“Un prodigioso commerciante di brand, un produttore di contenuti, un re dei social media. Poi sul campo… La sua storia la dice lunga sul calcio attuale”
“Paul Pogba è diventato la figura più commerciabile del calcio moderno senza mai avvicinarsi a essere il suo più grande giocatore, il che dice moltissimo sullo stato del gioco del 21esimo secolo”. E così il Telegraph affonda sul centrocampista della Juve appena squalificato per 4 anni per doping. Sam Wallace ci va giù durissimo: “Manco sa badare a se stesso”. Ma poi allarga il discorso alla situazione del calcio in generale.
Pogba, scrive, “è diventato un prodigioso commerciante di marchi, un produttore di contenuti, un re dei social media. Per quanto riguarda il calcio, nelle ultime due stagioni ha giocato a malapena e c’è la possibilità che non lo faccia mai più”.
“La caduta è tanto più sorprendente dato che l’uomo che aveva il mondo nel palmo della sua mano è lo stesso uomo che non conosceva la vera natura degli integratori che ingeriva”.
Per qualche anno Pogba sembrava aver conquistato il calcio. Non in termini di prestazioni, che sono state contrastanti nei sei anni successivi al suo ritorno al Manchester United nel 2016, come allora il giocatore più costoso nella storia dei trasferimenti britannici. Ma in termini di ciò che il gioco voleva dalle sue star. È stato astutamente commercializzato dal suo agente, il compianto Mino Raiola, che ha convinto Ed Woodward e i Glazers a spendere 89 milioni di sterline per un giocatore che il club non ha mai saputo veramente come utilizzare”.
Il Telegraph racconta Pogba come uno “festeggiato sui social media del club, adulato come un figliol prodigo e presentato in parte come calciatore e in parte come conquista commerciale globale. I numeri degli ingaggi, ha sottolineato lo United, sono stati ottimi. I partner globali sono rimasti entusiasti. Quando, due anni dopo, Pogba e Jose Mourinho si scontrarono, il club scelse Pogba al posto del proprio allenatore”. “Un giocatore abituato a ricevere semplicemente ciò che voleva. Il colosso tedesco dell’abbigliamento sportivo Adidas gli ha firmato un contratto di 10 anni e ha costruito una gamma di abbigliamento “PP” su misura. Lo hanno accoppiato con i loro più grandi testimonial non sportivi – Stormzy, Pharrell Williams, Stella McCartney –. Solo una nuova striscia di colore tra i suoi capelli poteva sfondare momentaneamente Internet”.

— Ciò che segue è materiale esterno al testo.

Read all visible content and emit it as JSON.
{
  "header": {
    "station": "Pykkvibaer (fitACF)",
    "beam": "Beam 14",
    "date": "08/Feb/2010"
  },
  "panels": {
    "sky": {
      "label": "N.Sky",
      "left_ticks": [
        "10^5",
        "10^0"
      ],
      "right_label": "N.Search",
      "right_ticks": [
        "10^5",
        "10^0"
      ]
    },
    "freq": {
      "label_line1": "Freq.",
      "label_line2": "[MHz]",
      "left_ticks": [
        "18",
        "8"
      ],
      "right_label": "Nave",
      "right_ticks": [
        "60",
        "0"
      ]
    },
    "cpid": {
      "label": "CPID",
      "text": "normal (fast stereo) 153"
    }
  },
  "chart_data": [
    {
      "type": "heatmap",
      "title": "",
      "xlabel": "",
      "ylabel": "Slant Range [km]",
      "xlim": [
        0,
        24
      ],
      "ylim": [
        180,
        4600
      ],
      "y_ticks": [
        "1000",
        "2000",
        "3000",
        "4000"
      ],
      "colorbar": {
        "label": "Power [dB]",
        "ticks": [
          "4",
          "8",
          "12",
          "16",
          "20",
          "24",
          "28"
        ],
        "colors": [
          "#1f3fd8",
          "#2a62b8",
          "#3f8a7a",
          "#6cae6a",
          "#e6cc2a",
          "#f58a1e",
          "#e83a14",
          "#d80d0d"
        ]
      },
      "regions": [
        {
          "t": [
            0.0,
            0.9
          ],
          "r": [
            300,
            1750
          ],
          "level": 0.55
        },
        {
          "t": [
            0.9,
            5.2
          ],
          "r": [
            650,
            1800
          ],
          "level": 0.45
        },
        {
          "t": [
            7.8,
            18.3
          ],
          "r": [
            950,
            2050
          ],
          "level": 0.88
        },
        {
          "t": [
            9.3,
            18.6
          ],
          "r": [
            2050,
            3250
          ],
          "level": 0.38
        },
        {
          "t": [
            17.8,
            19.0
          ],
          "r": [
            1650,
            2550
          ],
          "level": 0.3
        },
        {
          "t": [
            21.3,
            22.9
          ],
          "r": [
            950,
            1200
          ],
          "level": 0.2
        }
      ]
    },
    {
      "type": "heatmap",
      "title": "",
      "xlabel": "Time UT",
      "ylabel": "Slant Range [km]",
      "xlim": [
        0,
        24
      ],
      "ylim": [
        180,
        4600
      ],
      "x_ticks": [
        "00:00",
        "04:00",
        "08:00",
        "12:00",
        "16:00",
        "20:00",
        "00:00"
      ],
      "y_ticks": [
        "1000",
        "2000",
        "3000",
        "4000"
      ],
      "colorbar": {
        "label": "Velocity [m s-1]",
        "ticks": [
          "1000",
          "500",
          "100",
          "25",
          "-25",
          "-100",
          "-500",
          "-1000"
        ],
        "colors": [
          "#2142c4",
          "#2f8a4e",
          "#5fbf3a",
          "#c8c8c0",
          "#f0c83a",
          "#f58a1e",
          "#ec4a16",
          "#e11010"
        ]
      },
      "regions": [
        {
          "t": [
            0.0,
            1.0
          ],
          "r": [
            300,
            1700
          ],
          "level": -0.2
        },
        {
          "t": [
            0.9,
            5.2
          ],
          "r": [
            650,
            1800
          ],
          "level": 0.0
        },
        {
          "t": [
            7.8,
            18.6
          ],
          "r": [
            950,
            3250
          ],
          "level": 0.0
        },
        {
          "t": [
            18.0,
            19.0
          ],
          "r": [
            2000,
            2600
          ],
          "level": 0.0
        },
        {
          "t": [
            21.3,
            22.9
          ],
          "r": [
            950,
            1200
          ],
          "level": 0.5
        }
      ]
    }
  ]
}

Invece “il modo in cui si è comportato in campo – dalla vittoria della Coppa del Mondo con la Francia, alla mediocrità generale con lo United – spesso è sembrato fuori questione. Era una star bancabile in un mondo digitale in evoluzione su cui i dirigenti del marketing scommettevano la casa”.
Considerati gli infortuni, il rapimento e il doping, il Telegraph sospetta “che ci sia un altro atto: un ritorno che, di successo o meno, sarà semplicemente un evento mediatico troppo grande per essere ignorato”.